Biochar: An ancient idea with new possibilities

Peter Edmunds & Bill Knauss

Bill Knauss (right) discusses concern regarding climate change and the hopeful impact of biochar on the planet with Peter Edmunds, co-founder of Border Partners. (file photo)

by Peter Edmunds

For thousands of years, farmers have known that charcoal improved their crop’s productivity. Now people across the globe are discovering that this same product — renamed “biochar” — may hold answers to our climate crisis.

Since 2014, Border Partners (BP) has manufactured biochar from pecan shells. We use special stoves for this process that also provide heat for chilly Palomas homes in the winter months. Our gardens benefit from biochar as a soil amendment. Biochar improves the soil’s ability to absorb and retain both water and nutrients from compost and from fertilizer.

Biochar in Palomas

Our special biochar stoves, designed by Bill Knauss and built by Adrian Acuna–two border locals, will heat 13 family homes in Palomas. Residents of homes with biochar stoves don’t need to purchase propane or wood as a fuel source. Pecan shells heat their homes economically, improving the homeowners’ financial situation. These shells are a plentiful local byproduct from the area’s pecan orchards.

Border Partners loans the biochar stoves to homeowners who agree to use them according to our instructions. The homeowners also agree to work two hours per week helping BP staff with stove maintenance work. These tasks include:

  • unloading and storing the pecan shells arriving from area orchards,
  • delivering pecan shells to homes that have stoves,
  • picking up the biochar product from the homes at the end of the burn process,
  • delivering the biochar to our compost site at the stockyards, and
  • preparing the biochar/manure compost piles.

Biochar’s Positive Impact

The stoves improve their home environments by acting as furnaces. They help family finances by eliminating the need to purchase fuel. In addition, the positive impact of these stoves on our changing climate is significant for both climate improvement and crop production.

Carbon dioxide warms the planet, creating climate change. What’s that got to do with biochar? It makes a direct impact. Each of our stoves produces about one ton of biochar per heating season. That ton of biochar, when added to the soil, absorbs and permanently secures the equivalent of four tons of carbon dioxide into the earth. With 13 operational stoves, Border Partners can remove and sequester 52 tons of carbon dioxide every year.

Our biochar, an unassuming looking product, has an impressive global impact when it’s used as a soil amendment.
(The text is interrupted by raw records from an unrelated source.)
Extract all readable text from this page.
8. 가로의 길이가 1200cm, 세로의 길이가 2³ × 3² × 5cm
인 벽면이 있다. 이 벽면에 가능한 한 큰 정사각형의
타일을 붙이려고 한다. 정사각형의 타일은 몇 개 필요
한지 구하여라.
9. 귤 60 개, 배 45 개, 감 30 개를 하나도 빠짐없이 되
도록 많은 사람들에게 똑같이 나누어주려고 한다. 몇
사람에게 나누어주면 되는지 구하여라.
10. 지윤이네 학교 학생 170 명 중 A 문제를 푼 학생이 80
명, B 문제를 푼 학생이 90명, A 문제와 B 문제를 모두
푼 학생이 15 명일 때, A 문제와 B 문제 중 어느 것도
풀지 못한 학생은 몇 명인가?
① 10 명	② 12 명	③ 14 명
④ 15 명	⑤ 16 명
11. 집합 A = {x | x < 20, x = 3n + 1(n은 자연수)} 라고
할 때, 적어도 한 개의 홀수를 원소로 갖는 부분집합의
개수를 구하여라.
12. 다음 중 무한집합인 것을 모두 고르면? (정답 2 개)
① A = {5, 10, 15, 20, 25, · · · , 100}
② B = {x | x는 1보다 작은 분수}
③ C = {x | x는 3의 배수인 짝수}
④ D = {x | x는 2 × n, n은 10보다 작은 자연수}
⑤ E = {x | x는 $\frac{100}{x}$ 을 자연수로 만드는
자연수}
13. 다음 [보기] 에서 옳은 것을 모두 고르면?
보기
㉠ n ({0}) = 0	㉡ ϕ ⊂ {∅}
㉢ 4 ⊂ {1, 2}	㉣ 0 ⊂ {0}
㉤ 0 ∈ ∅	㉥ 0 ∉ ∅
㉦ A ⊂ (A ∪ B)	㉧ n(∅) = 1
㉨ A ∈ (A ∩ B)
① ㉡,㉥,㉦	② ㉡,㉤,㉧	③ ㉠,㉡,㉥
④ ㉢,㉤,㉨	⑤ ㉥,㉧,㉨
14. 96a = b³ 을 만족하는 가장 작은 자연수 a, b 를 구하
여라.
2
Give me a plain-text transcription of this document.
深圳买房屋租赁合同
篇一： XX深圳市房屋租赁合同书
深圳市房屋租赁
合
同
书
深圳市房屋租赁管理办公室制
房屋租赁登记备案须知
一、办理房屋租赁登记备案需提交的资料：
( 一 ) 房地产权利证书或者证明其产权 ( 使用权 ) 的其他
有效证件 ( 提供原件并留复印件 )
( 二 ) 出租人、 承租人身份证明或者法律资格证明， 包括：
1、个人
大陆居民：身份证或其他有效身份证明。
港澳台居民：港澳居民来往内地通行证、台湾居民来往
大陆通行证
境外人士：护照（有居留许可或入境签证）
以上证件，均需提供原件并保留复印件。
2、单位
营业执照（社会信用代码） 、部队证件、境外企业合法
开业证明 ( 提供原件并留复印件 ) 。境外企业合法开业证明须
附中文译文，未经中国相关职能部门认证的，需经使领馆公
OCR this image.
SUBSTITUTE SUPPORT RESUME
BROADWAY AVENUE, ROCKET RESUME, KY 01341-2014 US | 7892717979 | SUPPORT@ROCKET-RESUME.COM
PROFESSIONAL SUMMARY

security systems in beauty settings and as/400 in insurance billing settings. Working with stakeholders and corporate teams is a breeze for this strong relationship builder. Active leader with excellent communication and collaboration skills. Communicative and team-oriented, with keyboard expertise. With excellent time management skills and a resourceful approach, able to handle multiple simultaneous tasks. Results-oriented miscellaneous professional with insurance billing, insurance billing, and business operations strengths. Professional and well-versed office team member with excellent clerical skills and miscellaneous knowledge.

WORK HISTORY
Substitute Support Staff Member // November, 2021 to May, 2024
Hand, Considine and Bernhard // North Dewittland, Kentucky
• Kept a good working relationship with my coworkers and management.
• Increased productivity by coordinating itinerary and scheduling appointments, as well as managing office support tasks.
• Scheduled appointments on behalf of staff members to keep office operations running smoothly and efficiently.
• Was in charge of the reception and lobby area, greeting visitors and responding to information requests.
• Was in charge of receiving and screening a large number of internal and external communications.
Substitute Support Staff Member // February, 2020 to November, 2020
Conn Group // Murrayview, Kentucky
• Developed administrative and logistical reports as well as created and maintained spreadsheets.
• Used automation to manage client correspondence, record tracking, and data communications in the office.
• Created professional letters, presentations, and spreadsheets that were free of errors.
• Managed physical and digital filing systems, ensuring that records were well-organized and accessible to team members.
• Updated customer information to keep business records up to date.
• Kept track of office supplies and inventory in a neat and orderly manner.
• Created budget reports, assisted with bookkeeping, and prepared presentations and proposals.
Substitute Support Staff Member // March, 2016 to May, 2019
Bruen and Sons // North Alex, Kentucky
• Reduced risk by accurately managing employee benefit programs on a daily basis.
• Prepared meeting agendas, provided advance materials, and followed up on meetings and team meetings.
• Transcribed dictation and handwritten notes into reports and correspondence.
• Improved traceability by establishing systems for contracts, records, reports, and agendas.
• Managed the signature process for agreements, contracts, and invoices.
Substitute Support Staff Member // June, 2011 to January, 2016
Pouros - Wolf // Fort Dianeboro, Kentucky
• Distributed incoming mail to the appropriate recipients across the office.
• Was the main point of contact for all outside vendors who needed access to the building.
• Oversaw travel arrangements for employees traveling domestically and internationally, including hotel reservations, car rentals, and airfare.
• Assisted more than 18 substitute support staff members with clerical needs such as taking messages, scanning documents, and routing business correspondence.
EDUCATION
The increased production in our gardens as a result of adding biochar is also measurable. It varies between 25 and 35% improvement in production. This is not only a magnificent increase in annual crop production. It also creates significant change because it’s a permanent soil improvement.

Border Partners gardens and greenhouses can use about three tons of biochar per year. Some of the biochar we produce will go to the university in Juarez to extend their research. We’ll give the remainder to local farmers to permanently improve the productivity of their fields.

Eventually, we’ll sell our “carbon credits” on one of the carbon exchange markets. With the income from that sale, we can purchase and install more special biochar stoves in Palomas.

The biochar stove project makes a significant impact on the growing capacity of the local farms and gardens. It helps families warm their homes at low cost and without using non-renewable resources. In addition, Border Partners is doing its part to mitigate the effects of climate change on the planet. We’re working to improve lives on a global level by helping locally in Palomas.